In this weekly column, art critic Lori Waxman adapts her 60wrd/min project to review work by artists whose practice has been affected by the pandemic. Waxman covers shows that have been cancelled, postponed, shuttered, made remote or opened by limited appointment, as well as art made during quarantine. Reviews are written in the order in which requests are received. This iteration of 60wrd/min is a democratic, good-faith effort to document more of the art making that is happening at a time when much of it is relatively unobserved.
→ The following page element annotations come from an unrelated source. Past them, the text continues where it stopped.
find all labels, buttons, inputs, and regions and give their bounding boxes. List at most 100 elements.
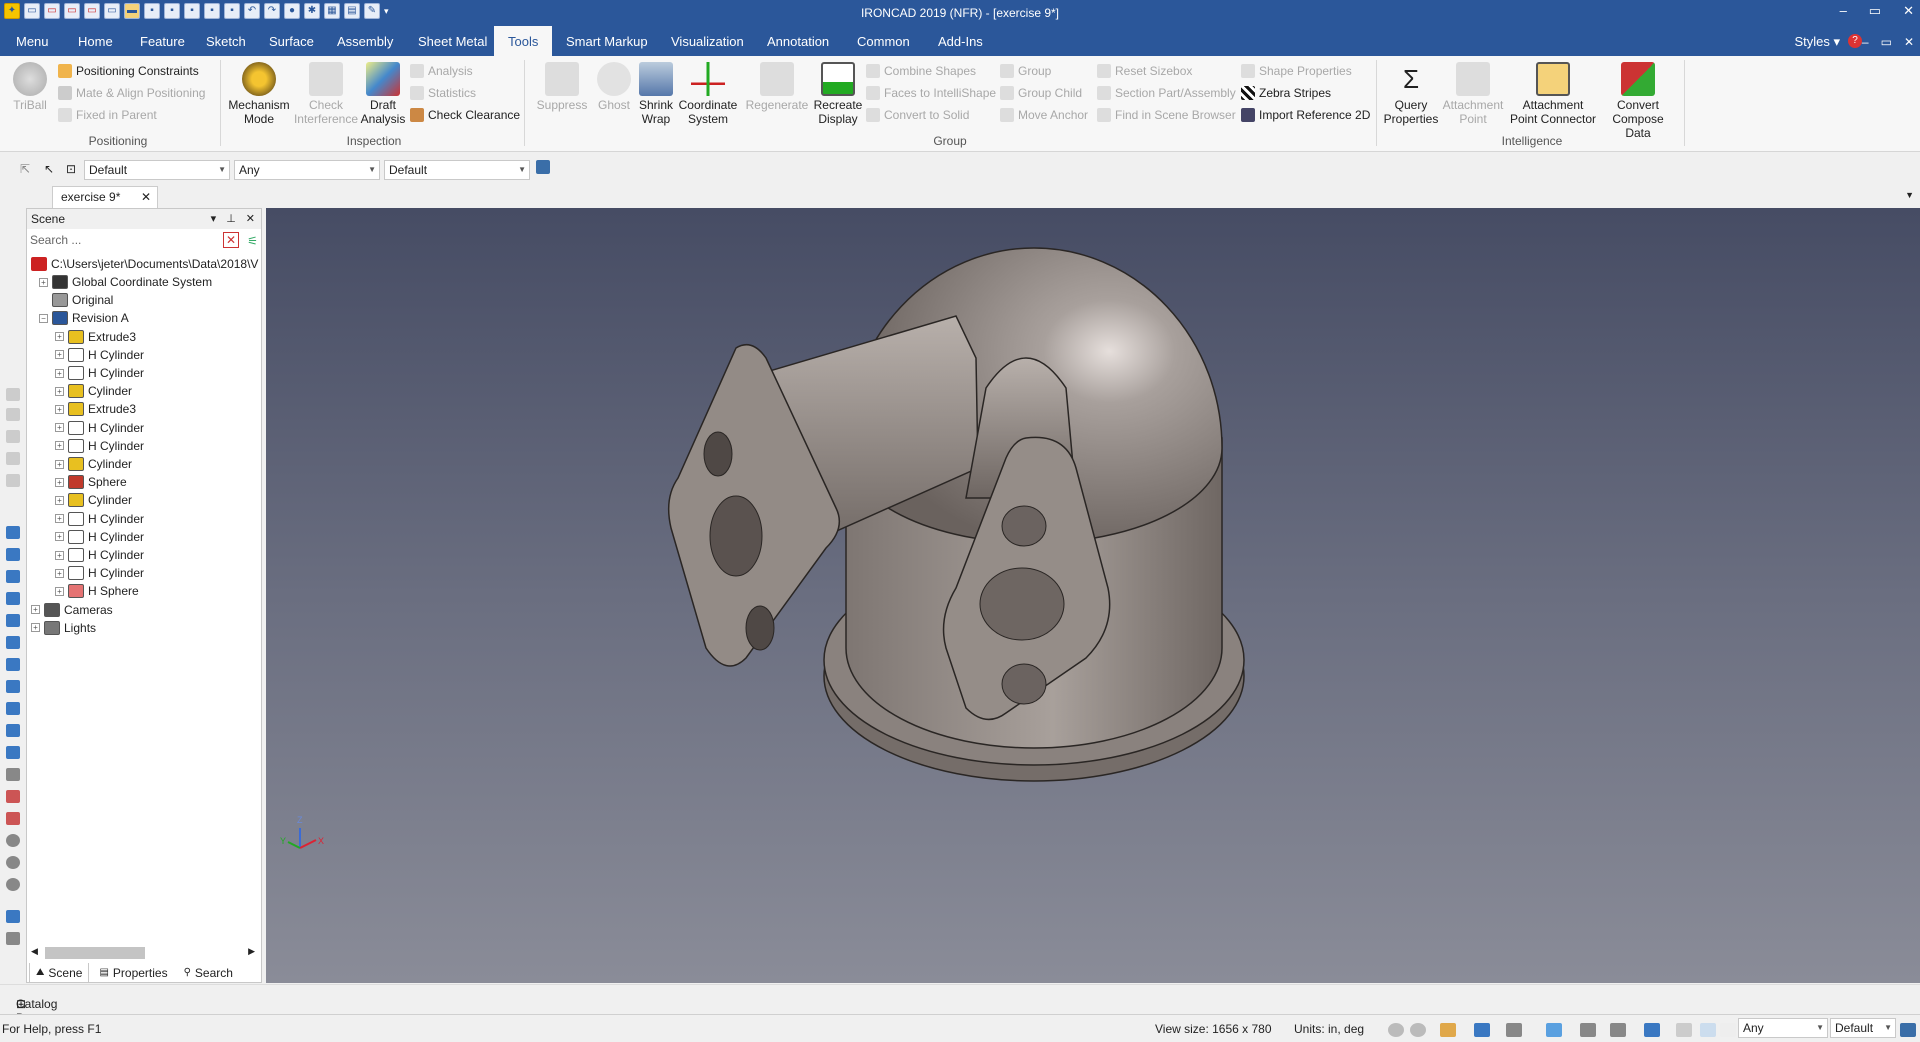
view-icon[interactable] — [6, 452, 20, 465]
select-tool-icon[interactable]: ⇱ — [20, 162, 30, 176]
analysis-button[interactable]: Analysis — [410, 63, 473, 79]
expand-icon[interactable]: + — [55, 532, 64, 542]
view-cube-icon[interactable] — [6, 570, 20, 583]
tree-node[interactable]: + Cylinder — [55, 491, 132, 509]
tree-node[interactable]: + H Cylinder — [55, 346, 144, 364]
tree-node[interactable]: + H Cylinder — [55, 437, 144, 455]
convert-compose-data-button[interactable]: Convert Compose Data — [1600, 62, 1676, 140]
tree-node[interactable]: + H Cylinder — [55, 364, 144, 382]
tab-overflow-icon[interactable]: ▼ — [1905, 190, 1914, 200]
zoom-icon[interactable] — [1388, 1023, 1404, 1037]
view-mode-icon[interactable] — [1474, 1023, 1490, 1037]
view-cube-icon[interactable] — [6, 724, 20, 737]
tab-home[interactable]: Home — [76, 26, 115, 56]
draft-analysis-button[interactable]: Draft Analysis — [358, 62, 408, 126]
collapse-icon[interactable]: − — [39, 313, 48, 323]
tab-menu[interactable]: Menu — [14, 26, 51, 56]
combine-shapes-button[interactable]: Combine Shapes — [866, 63, 976, 79]
status-style-dropdown[interactable]: Default ▼ — [1830, 1018, 1896, 1038]
view-cube-icon[interactable] — [6, 614, 20, 627]
positioning-constraints-button[interactable]: Positioning Constraints — [58, 63, 199, 79]
pin-icon[interactable]: ⊥ — [226, 209, 236, 229]
expand-icon[interactable]: + — [55, 568, 64, 578]
view-cube-icon[interactable] — [6, 680, 20, 693]
statistics-button[interactable]: Statistics — [410, 85, 476, 101]
expand-icon[interactable]: + — [55, 350, 64, 360]
close-button[interactable]: ✕ — [1903, 3, 1914, 19]
tool-icon[interactable] — [6, 932, 20, 945]
zoom-window-icon[interactable] — [1410, 1023, 1426, 1037]
grid-icon[interactable] — [1610, 1023, 1626, 1037]
tab-sheet-metal[interactable]: Sheet Metal — [416, 26, 489, 56]
view-icon[interactable] — [6, 474, 20, 487]
restore-button[interactable]: ▭ — [1869, 3, 1881, 19]
catalog-browser-bar[interactable]: ⊞ Catalog Browser — [0, 984, 1920, 1025]
tree-node[interactable]: + H Cylinder — [55, 528, 144, 546]
check-interference-button[interactable]: Check Interference — [292, 62, 360, 126]
expand-icon[interactable]: + — [31, 605, 40, 615]
tree-node[interactable]: + H Sphere — [55, 582, 139, 600]
filter-tool-icon[interactable]: ⊡ — [66, 162, 76, 176]
expand-icon[interactable]: + — [55, 495, 64, 505]
close-icon[interactable]: ✕ — [141, 187, 151, 207]
tab-feature[interactable]: Feature — [138, 26, 187, 56]
import-reference-2d-button[interactable]: Import Reference 2D — [1241, 107, 1370, 123]
tree-node[interactable]: + H Cylinder — [55, 564, 144, 582]
tree-node[interactable]: + H Cylinder — [55, 510, 144, 528]
pan-icon[interactable] — [6, 878, 20, 891]
expand-icon[interactable]: + — [55, 441, 64, 451]
tree-node[interactable]: + Cameras — [31, 601, 113, 619]
tab-tools[interactable]: Tools — [494, 26, 553, 56]
tree-node[interactable]: − Revision A — [39, 309, 129, 327]
panel-menu-icon[interactable]: ▾ — [211, 209, 217, 229]
shrink-wrap-button[interactable]: Shrink Wrap — [634, 62, 678, 126]
view-cube-icon[interactable] — [6, 636, 20, 649]
shape-properties-button[interactable]: Shape Properties — [1241, 63, 1352, 79]
view-cube-icon[interactable] — [6, 592, 20, 605]
view-cube-icon[interactable] — [6, 526, 20, 539]
section-part-button[interactable]: Section Part/Assembly — [1097, 85, 1236, 101]
tab-visualization[interactable]: Visualization — [669, 26, 746, 56]
clear-search-icon[interactable]: ✕ — [223, 232, 239, 248]
view-cube-icon[interactable] — [6, 548, 20, 561]
tree-root[interactable]: C:\Users\jeter\Documents\Data\2018\V — [31, 255, 258, 273]
attachment-point-button[interactable]: Attachment Point — [1440, 62, 1506, 126]
tree-node[interactable]: + H Cylinder — [55, 419, 144, 437]
scene-search-box[interactable]: Search ... ✕ ⚟ — [27, 231, 261, 249]
attachment-point-connector-button[interactable]: Attachment Point Connector — [1506, 62, 1600, 126]
expand-icon[interactable]: + — [55, 477, 64, 487]
status-filter-dropdown[interactable]: Any ▼ — [1738, 1018, 1828, 1038]
tree-node[interactable]: + Extrude3 — [55, 400, 136, 418]
fixed-in-parent-button[interactable]: Fixed in Parent — [58, 107, 157, 123]
layer-icon[interactable] — [1644, 1023, 1660, 1037]
expand-icon[interactable]: + — [55, 423, 64, 433]
view-icon[interactable] — [6, 388, 20, 401]
view-icon[interactable] — [6, 430, 20, 443]
tab-properties[interactable]: ▤ Properties — [93, 963, 173, 983]
tree-node[interactable]: + Sphere — [55, 473, 127, 491]
faces-to-intellishape-button[interactable]: Faces to IntelliShape — [866, 85, 996, 101]
light-icon[interactable] — [1676, 1023, 1692, 1037]
pick-tool-icon[interactable]: ↖ — [44, 162, 54, 176]
tab-surface[interactable]: Surface — [267, 26, 316, 56]
selection-style-dropdown[interactable]: Default ▼ — [384, 160, 530, 180]
highlight-icon[interactable] — [1546, 1023, 1562, 1037]
camera-icon[interactable] — [6, 790, 20, 803]
scroll-left-icon[interactable]: ◀ — [31, 946, 38, 957]
document-tab[interactable]: exercise 9* ✕ — [52, 186, 158, 208]
expand-icon[interactable]: + — [31, 623, 40, 633]
expand-icon[interactable]: + — [55, 459, 64, 469]
find-in-scene-button[interactable]: Find in Scene Browser — [1097, 107, 1236, 123]
group-child-button[interactable]: Group Child — [1000, 85, 1082, 101]
view-icon[interactable] — [6, 408, 20, 421]
tab-sketch[interactable]: Sketch — [204, 26, 248, 56]
select-filter-icon[interactable] — [1720, 1023, 1736, 1037]
tree-node[interactable]: + Global Coordinate System — [39, 273, 212, 291]
query-properties-button[interactable]: Σ Query Properties — [1380, 62, 1442, 126]
tab-scene[interactable]: ⛰ Scene — [29, 963, 90, 983]
check-clearance-button[interactable]: Check Clearance — [410, 107, 520, 123]
group-button[interactable]: Group — [1000, 63, 1051, 79]
tab-assembly[interactable]: Assembly — [335, 26, 395, 56]
orbit-icon[interactable] — [6, 856, 20, 869]
view-cube-icon[interactable] — [6, 702, 20, 715]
Installation shot of “Excavating Memory.” Chicago Artists Coalition through February 2021
Not all memory-laden art exhibitions feel as haunted as Katie Chung and Unyimeabasi Udoh’s two-person show at the Chicago Artists Coalition. Udoh’s works are marked by the careful absence of anything an anthropologist or collector could successfully objectify: a three-by-three-foot square of black sand on the floor of the gallery is only partly contained; a half-dozen landscape photographs with captions suggestive of the artist’s mother’s homeland of Nigeria have had their imagery shiftily obscured; a series of poetic fragments, each beginning with the phrase “portrait of my brother,” refuses to pin him down. Chung uses the materials of the dry-cleaning trade—straight pins, ledger paper, customer tags—to craft tender tributes to the ubiquitous Korean-American businesses, like the one her immigrant mother owned throughout her childhood. Chung’s masterwork, a traditional jeogori garment laboriously quilted from hundreds of dry-cleaning tags, floats above it all, a red, white and blue effigy full of grace, strength and grief, its red threads dangling bloodily.
—2021-01-08 1:08 PM

Melissa Stern, “Curlers,” 2020, 21 x 8 x 5.5 inches, clay, resin, oil paint, wood, curlers.
“Does She or Doesn’t She,” one of the most famous advertising lines of all time, was the brainchild of the brilliant early adwoman Shirley Polykoff. It’s also the title of Melissa Stern’s exhibition at Firecat Projects in Chicago. Polykoff succeeded in selling oodles of Miss Clairol home hair-coloring kits to American women, whereas Stern wishes instead to consider the ramifications of so much attention paid to the dead cells growing out of our heads. The show includes a wall of droll little pencil and watercolor portraits of awkward girls whose beehives make it clear they’re from another time; a couple of larger, angry self-portraits of a kid whose curly hair was nothing like her classmates’ straight locks; and a terrifically sad young Muppet tenderly sculpted from clay and topped with ridiculous pink curlers and a silly green wood nose. You feel for her, for all of them, for all of us, really, and the lengths they’ve gone to, still go to, to present themselves, ourselves, just right.
—2021-01-11 10:52 AM

Alejandro Loureiro Lorenzo, “Untitled,” 2020-21, chromogenic print, 11 x 17 inches
The twenty-four photographs that Alejandro Loureiro Lorenzo presents in February in “Drift,” a delayed solo show at the Czong Institute for Contemporary Art in Gimpo, South Korea, are maddening. They come in a few clearly discernible categories: tightly cropped pictures of bits of trash in situ; collages of variously configured paint spills, abstract images and tangles of wire; and studies of white-on-white objects. Meticulously composed in shades of white, black and near-counterparts like taupe and slate, the photographs are bewildering enough that it seems likely nothing in them is quite what it appears to be. Are those shards of broken glass perhaps artist fabrications? In what dimension can that spilled paint be found? What even are those white things, and do they actually exist? We like to believe what we see and so the guessing entailed by Lorenzo’s photographs unsettles; that type of questioning, however, is a crucial skillset to develop for contemporary times.
—2021-01-12 2:25 PM

Leviticus Shand, installation shot of “A Year if a Day.” Lillstreet Art Center, fall 2020
One of the stranger casualties of the coronavirus pandemic has been time. What is day, when is lunch, why is tomorrow without live showtimes, punch clocks and dinner parties? Leviticus Shand muses on what has been (and continues to be) our shared reality in “A Year if a Day,” exhibited at Lillstreet Art Center this past fall. Playing in loops on the sorts of small screen-based devices that have become indispensable are a series of GIFS created during Chicago’s shelter-in-place order. They are essentially the artist’s equivalent of watching the clock tick: Shand tracked the passage of light through venetian blinds, on the leaves of a pothos plant, on his kitchen walls and floor, across a gridded cutting mat. Done with a stop-motion technique that speeds things up considerably, the effect is aesthetically pleasing, of geometrically sharp shadows moving quickly and transformatively over domestic objects. The project itself achieves the old two-birds-with-one-stone ideal: Shand found a way to pass the time while also thoughtfully marking it.